Рафаил тащит станковый пулемет к небольшому холмику у дуба. За ним ползут Шевелев и сержант Погожев. В руках у каждого по две коробки с лентами, за плечами по сумке с гранатами. Когда до выбранного места оставалось метров пятьдесят, оттуда ударил немецкий пулемет. Журавлев прижался к земле, прильнул к «максиму» и дал очередь по огневой точке врага. Саша Шевелев, оставив коробки с лентами Погожеву, с гранатой в руке пополз к фашистскому пулемету. С расстояния пятнадцати метров он бросил гранату. Взрыв. Вражеский пулемет замолчал. Саша вскочил на ноги и бросился вперед, ведя огонь из автомата. Но вскоре он упал, сраженный вражеской пулей.

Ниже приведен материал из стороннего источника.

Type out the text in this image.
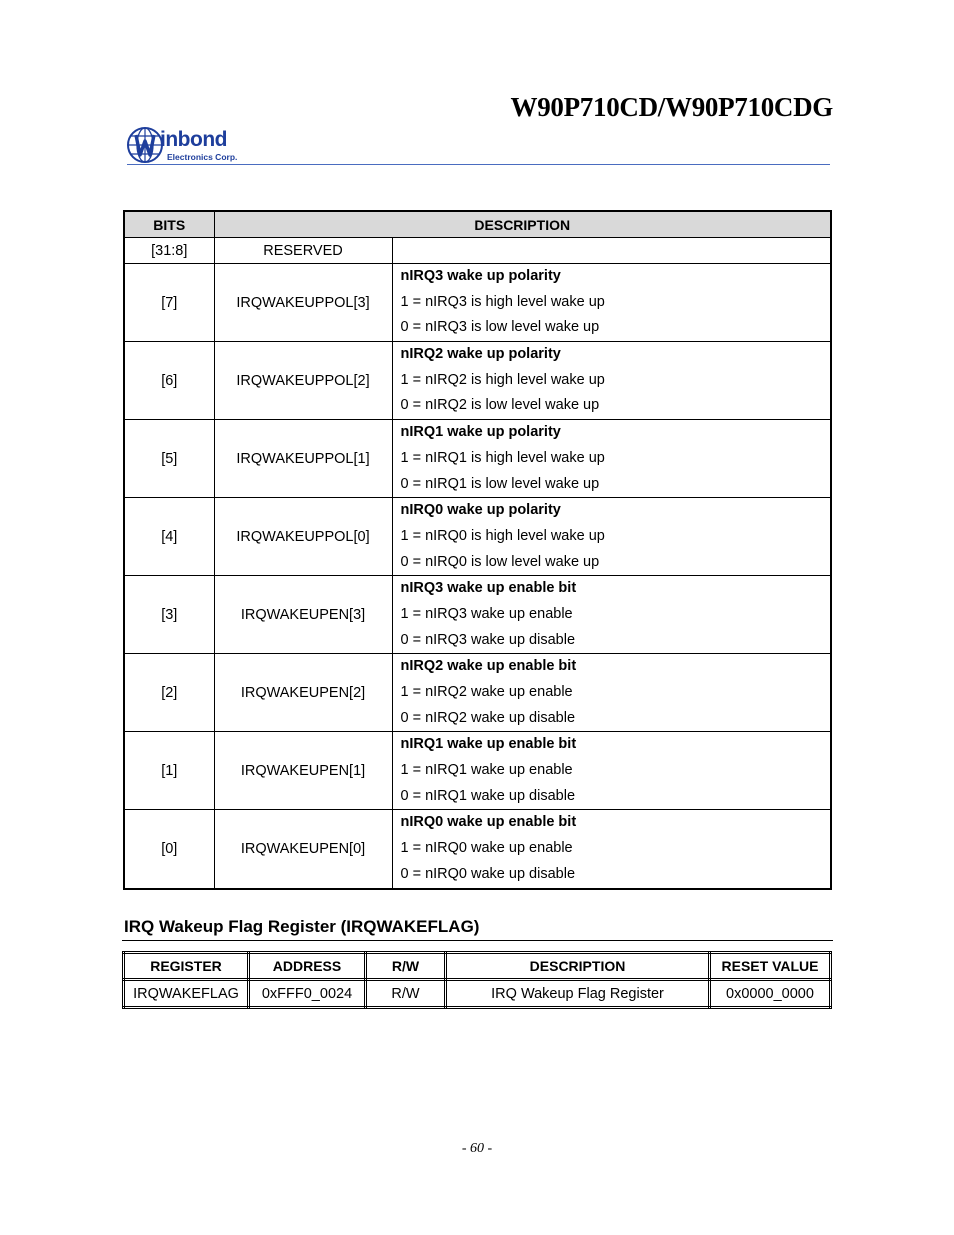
W90P710CD/W90P710CDG
inbond
Electronics Corp.
BITS	DESCRIPTION	
[31:8]	RESERVED	
[7]	IRQWAKEUPPOL[3]	nIRQ3 wake up polarity
1 = nIRQ3 is high level wake up
0 = nIRQ3 is low level wake up

[6]	IRQWAKEUPPOL[2]	nIRQ2 wake up polarity
1 = nIRQ2 is high level wake up
0 = nIRQ2 is low level wake up

[5]	IRQWAKEUPPOL[1]	nIRQ1 wake up polarity
1 = nIRQ1 is high level wake up
0 = nIRQ1 is low level wake up

[4]	IRQWAKEUPPOL[0]	nIRQ0 wake up polarity
1 = nIRQ0 is high level wake up
0 = nIRQ0 is low level wake up

[3]	IRQWAKEUPEN[3]	nIRQ3 wake up enable bit
1 = nIRQ3 wake up enable
0 = nIRQ3 wake up disable

[2]	IRQWAKEUPEN[2]	nIRQ2 wake up enable bit
1 = nIRQ2 wake up enable
0 = nIRQ2 wake up disable

[1]	IRQWAKEUPEN[1]	nIRQ1 wake up enable bit
1 = nIRQ1 wake up enable
0 = nIRQ1 wake up disable

[0]	IRQWAKEUPEN[0]	nIRQ0 wake up enable bit
1 = nIRQ0 wake up enable
0 = nIRQ0 wake up disable
IRQ Wakeup Flag Register (IRQWAKEFLAG)
REGISTER	ADDRESS	R/W	DESCRIPTION	RESET VALUE
IRQWAKEFLAG	0xFFF0_0024	R/W	IRQ Wakeup Flag Register	0x0000_0000
- 60 -
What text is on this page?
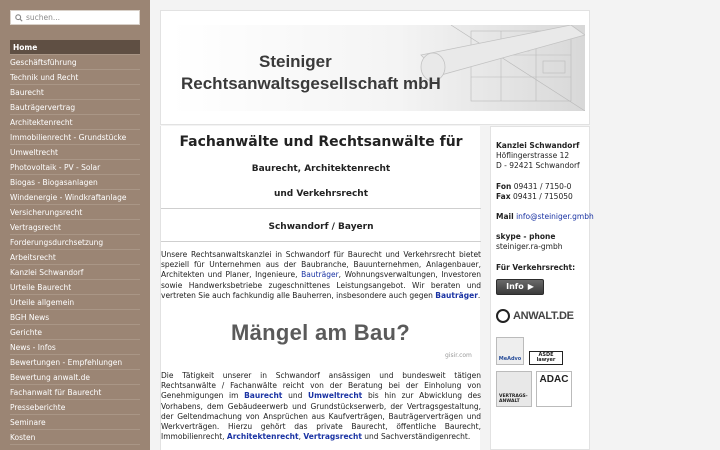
suchen...
Home
Geschäftsführung
Technik und Recht
Baurecht
Bauträgervertrag
Architektenrecht
Immobilienrecht - Grundstücke
Umweltrecht
Photovoltaik - PV - Solar
Biogas - Biogasanlagen
Windenergie - Windkraftanlage
Versicherungsrecht
Vertragsrecht
Forderungsdurchsetzung
Arbeitsrecht
Kanzlei Schwandorf
Urteile Baurecht
Urteile allgemein
BGH News
Gerichte
News - Infos
Bewertungen - Empfehlungen
Bewertung anwalt.de
Fachanwalt für Baurecht
Presseberichte
Seminare
Kosten
Steiniger
Rechtsanwaltsgesellschaft mbH
Fachanwälte und Rechtsanwälte für
Baurecht, Architektenrecht
und Verkehrsrecht
Schwandorf / Bayern

Unsere Rechtsanwaltskanzlei in Schwandorf für Baurecht und Verkehrsrecht bietet speziell für Unternehmen aus der Baubranche, Bauunternehmen, Anlagenbauer, Architekten und Planer, Ingenieure, Bauträger, Wohnungsverwaltungen, Investoren sowie Handwerksbetriebe zugeschnittenes Leistungsangebot. Wir beraten und vertreten Sie auch fachkundig alle Bauherren, insbesondere auch gegen Bauträger.

Mängel am Bau?
gisir.com

Die Tätigkeit unserer in Schwandorf ansässigen und bundesweit tätigen Rechtsanwälte / Fachanwälte reicht von der Beratung bei der Einholung von Genehmigungen im Baurecht und Umweltrecht bis hin zur Abwicklung des Vorhabens, dem Gebäudeerwerb und Grundstückserwerb, der Vertragsgestaltung, der Geltendmachung von Ansprüchen aus Kaufverträgen, Bauträgerverträgen und Werkverträgen. Hierzu gehört das private Baurecht, öffentliche Baurecht, Immobilienrecht, Architektenrecht, Vertragsrecht und Sachverständigenrecht.

Kanzlei Schwandorf
Höflingerstrasse 12
D - 92421 Schwandorf
Fon 09431 / 7150-0
Fax 09431 / 715050
Mail info@steiniger.gmbh
skype - phone
steiniger.ra-gmbh
Für Verkehrsrecht:
Info ▶
ANWALT.DE
MeAdvo
ASDE lawyer
VERTRAGS-ANWALT
ADAC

Журавлев кинулся вперед, таща за собой «максим». Рядом с ним Михаил Погожев. Достигнув дуба, они установили пулемет и сразу же открыли огонь. Вскоре сюда пробрались Александр Белов и Валентин Осипов с коробками лент. Непрерывно вели огонь станковые пулеметы Николая Рассохина и Шарыпова. Сержант Погожев стрелял из трофейного пулемета. Четко и слаженно работали огневые расчеты. Все понимали, как важно выстоять.
Наступил критический момент боя. До сближения с врагом оставалось не более ста метров. Вместе с наступающими стрелками двигались бронебойщики, взвод 45-миллиметровых орудий. Артиллеристы из одного орудия вели огонь, другое в это время подтягивали вперед. Прямой наводкой они били по огневым точкам противника, а при необходимости и по пехоте. В эти минуты никто из нас не думал об опасности. Велико было стремление бойцов быстрее разгромить врага. Все двигались вперед в неудержимом порыве, даже раненые оставались в строю.
Цепи кое-где уже сошлись, изломались — схлестнулись вплотную. Гитлеровцы наращивали силы, а у нас подкрепления не было. Оставив в расчетах по два человека, ринулись на врага и пулеметчики.
Мы с политруком вначале были вместе, а затем потеряли друг друга из виду. Я замечал около себя то пулеметчиков, то стрелков. Один орудовал прикладом, другой штыком, третий палил из автомата. Все решали мгновения. Я не слышал ни стрельбы, ни свиста [214] пуль, но отчетливо ощущал тяжелое дыхание бегущего рядом бойца. Каждый сражался в полную меру своих сил.
В рукопашном бою мы дрались маленькими группами — от трех до пяти человек. И снова бежали вперед. Таков неумолимый закон атаки: все должны двигаться только вперед, стремительно и не отставать.
Не выдержав нашего натиска, гитлеровцы стали отходить. Но вскоре к ним подошли свежие силы, и фашисты пошли в контратаку. Продолжать эту схватку с численно превосходившим противником было, пожалуй, бессмысленно. И командир полка приказал отойти на исходные позиции.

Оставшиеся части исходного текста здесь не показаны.